COOKBOOK CHALLENGE: nigel slater's aubergine and chickpeas

Wednesday, 26 February 2014

My brother gave me Nigel Slater's little box, Eat, for Christmas. I've flicked through a couple of times and love the simplicity of it, with humble recipes such as gratin of kale and almonds, cucumber fennel and ricotta salad and basil prawns. No '15 minute meals' claims here, just good, honest meals that take little time to prepare and, using a limited number of ingredients, also fit just fine into my 'frugal recipes' category. I made aubergine and chickpeas on a cold Monday, when my boyfriend and I both had the day off, and it was satisfying and lovely and warming. I broke my Cookbook Challenge rules a little and improvised part of the recipe, plus we didn't have any garlic and it was tipping it down outside so we made do without.

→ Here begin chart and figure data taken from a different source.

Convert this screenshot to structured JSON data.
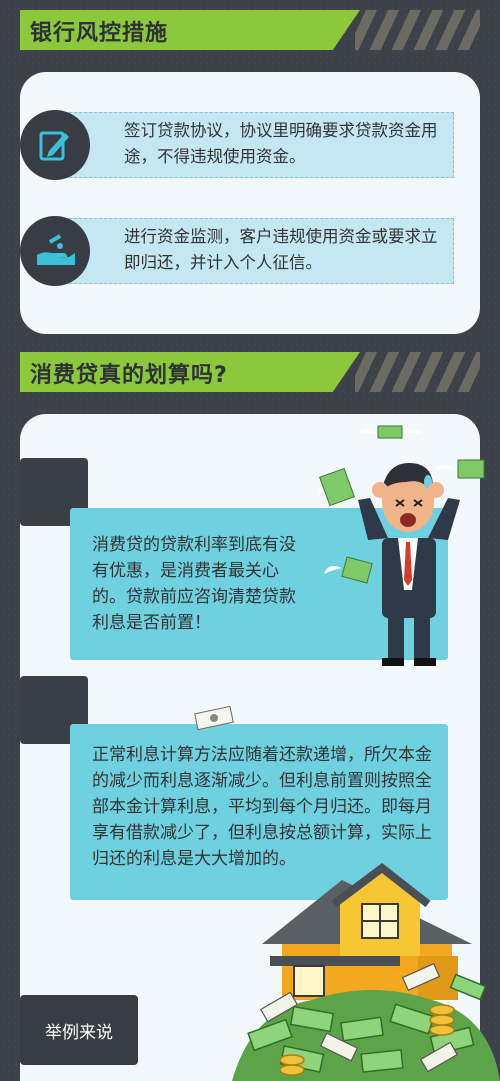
{
  "section1": {
    "title": "银行风控措施",
    "items": [
      {
        "text": "签订贷款协议，协议里明确要求贷款资金用途，不得违规使用资金。",
        "icon": "document-pen-icon"
      },
      {
        "text": "进行资金监测，客户违规使用资金或要求立即归还，并计入个人征信。",
        "icon": "hand-money-icon"
      }
    ]
  },
  "section2": {
    "title": "消费贷真的划算吗?",
    "bubble1": "消费贷的贷款利率到底有没有优惠，是消费者最关心的。贷款前应咨询清楚贷款利息是否前置！",
    "bubble2": "正常利息计算方法应随着还款递增，所欠本金的减少而利息逐渐减少。但利息前置则按照全部本金计算利息，平均到每个月归还。即每月享有借款减少了，但利息按总额计算，实际上归还的利息是大大增加的。",
    "example_button": "举例来说"
  },
  "colors": {
    "accent_green": "#8cc83c",
    "bubble_blue": "#6fd0e0",
    "dark": "#3d4149"
  }
}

Slice a large aubergine into thick rounds and place them in a single layer in a grill pan or on a baking sheet. Brush with olive oil, scatter with a tablespoon of chopped rosemary needles, salt, black pepper and 2 cloves of finely crushed garlic. Cook under an overhead grill, adding a little more oil as necessary, for 10 minutes or so, until the aubergine is golden brown and tender. Turn each piece and allow to brown lightly on the other side. 

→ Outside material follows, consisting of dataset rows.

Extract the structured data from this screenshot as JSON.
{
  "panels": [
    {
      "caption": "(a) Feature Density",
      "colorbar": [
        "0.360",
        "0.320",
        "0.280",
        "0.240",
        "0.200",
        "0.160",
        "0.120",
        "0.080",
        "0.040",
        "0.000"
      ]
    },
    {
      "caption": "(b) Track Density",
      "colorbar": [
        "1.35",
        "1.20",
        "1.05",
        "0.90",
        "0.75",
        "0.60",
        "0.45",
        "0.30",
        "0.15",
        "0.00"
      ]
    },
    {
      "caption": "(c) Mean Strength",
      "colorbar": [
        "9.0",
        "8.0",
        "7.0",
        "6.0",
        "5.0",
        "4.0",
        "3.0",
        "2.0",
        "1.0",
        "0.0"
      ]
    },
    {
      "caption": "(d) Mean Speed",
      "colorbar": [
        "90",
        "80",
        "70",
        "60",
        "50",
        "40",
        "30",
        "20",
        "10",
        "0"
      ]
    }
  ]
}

Drain a 400g can of chickpeas and warm half the contents in a small pan with a little olive oil, salt and some black pepper. Blitz in a blender or food processor with half the grilled aubergine to give a soft, quite smooth puree. Fry the reserved chickpeas for a few minutes in a little oil in a pan tip hot, then stir, whole, into the puree. Correct the seasoning then serve with the warm, grilled aubergine and some torn sesame bread.

My puree came out a bit dry, so I expect I didn't use enough olive oil, but when it comes to aubergines and oil, one can ask 'how long is a piece of string?' Obviously they taste best doused in the stuff, but in the interest of waistlines, I was a little reserved. I also fried the remaining chickpeas in a little cumin and actually cooked them until they were quite brown and starting to stick to the pan, which gave a really nice, smokey taste. I served it with kale, because I bloody love the stuff.